Jamie Brown: Most worship leaders serve congregations who don’t exactly make it easy.
The dream of every worship leader is to serve a congregation who makes their job easy. They sing every song with gusto. They never complain or gripe. They learn every song after singing it once. They’re always just begging for more. It’s like you’re in heaven every Sunday. Freedom abounds.
I suppose these kinds of congregations exist, but my hunch is that they exist, blissfully, mostly in the dreams of delusional worship leaders.
The reality of most worship leaders is that they serve congregations who don’t exactly make it easy. There are weeks, and seasons, and years of painful slogging. There are particular people who seem to relish the opportunity to criticize you. Songs fall flat.

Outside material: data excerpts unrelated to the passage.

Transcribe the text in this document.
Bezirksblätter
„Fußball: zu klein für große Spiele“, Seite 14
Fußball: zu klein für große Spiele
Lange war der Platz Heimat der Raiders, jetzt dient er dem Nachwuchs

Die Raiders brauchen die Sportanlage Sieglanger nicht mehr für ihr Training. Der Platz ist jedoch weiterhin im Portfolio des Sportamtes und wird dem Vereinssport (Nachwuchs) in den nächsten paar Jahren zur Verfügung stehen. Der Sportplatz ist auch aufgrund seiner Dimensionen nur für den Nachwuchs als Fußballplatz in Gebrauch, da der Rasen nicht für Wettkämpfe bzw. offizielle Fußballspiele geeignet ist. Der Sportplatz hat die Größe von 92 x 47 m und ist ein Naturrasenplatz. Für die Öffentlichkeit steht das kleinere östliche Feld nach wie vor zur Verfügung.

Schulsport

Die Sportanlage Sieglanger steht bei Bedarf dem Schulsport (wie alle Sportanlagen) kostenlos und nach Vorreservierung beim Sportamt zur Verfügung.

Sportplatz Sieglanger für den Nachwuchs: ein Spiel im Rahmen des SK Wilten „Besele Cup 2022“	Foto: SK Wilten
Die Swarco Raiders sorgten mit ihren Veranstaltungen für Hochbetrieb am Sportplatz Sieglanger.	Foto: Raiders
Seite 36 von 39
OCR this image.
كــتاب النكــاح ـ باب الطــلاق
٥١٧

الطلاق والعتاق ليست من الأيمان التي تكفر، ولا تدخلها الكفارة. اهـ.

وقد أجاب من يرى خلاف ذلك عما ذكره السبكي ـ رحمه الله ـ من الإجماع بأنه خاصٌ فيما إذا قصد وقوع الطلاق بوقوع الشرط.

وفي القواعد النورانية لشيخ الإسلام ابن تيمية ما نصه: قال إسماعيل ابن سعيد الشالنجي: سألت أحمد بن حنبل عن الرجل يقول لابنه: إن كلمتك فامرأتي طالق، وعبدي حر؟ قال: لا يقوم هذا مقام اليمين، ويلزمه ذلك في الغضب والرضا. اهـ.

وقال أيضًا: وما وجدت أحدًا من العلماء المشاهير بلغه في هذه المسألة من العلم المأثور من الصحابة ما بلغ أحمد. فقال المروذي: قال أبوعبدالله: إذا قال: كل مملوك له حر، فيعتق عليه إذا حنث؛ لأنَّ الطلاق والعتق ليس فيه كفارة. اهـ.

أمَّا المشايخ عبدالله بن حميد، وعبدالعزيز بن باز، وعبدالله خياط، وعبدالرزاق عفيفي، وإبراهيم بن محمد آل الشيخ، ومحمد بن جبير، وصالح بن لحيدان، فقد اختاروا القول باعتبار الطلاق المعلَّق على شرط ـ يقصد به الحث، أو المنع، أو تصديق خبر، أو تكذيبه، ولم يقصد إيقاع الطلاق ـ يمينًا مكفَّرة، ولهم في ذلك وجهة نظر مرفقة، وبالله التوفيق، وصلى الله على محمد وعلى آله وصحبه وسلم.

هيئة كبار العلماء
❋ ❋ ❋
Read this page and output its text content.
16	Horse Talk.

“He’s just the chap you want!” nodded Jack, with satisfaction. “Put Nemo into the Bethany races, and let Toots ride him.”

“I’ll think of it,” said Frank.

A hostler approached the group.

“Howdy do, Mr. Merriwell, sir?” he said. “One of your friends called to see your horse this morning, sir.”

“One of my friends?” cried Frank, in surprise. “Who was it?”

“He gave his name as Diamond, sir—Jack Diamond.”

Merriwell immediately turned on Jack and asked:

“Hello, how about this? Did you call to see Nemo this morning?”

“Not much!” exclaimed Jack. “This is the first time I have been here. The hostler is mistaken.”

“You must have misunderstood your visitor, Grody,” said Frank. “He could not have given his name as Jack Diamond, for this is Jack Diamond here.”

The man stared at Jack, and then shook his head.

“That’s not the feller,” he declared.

Excellent musicians don’t exactly fall out of the woodwork. And as you look out over your congregation you get the distinct impression that they’re just not that impressed and they’re just not that into you.
Congregations can tend to be, in a word, resistant. And this is the phenomenon referred to as “reality”. Real people, the people who are actually sitting in the pews on Sunday mornings, tend to like to feel safe, and tend to want to avoid having their personal sovereignty threatened. And few things threaten the personal sovereignty of people more than heartfelt worship. It gets at our pride in a unique way that’s both good for us and painful for us at the same time.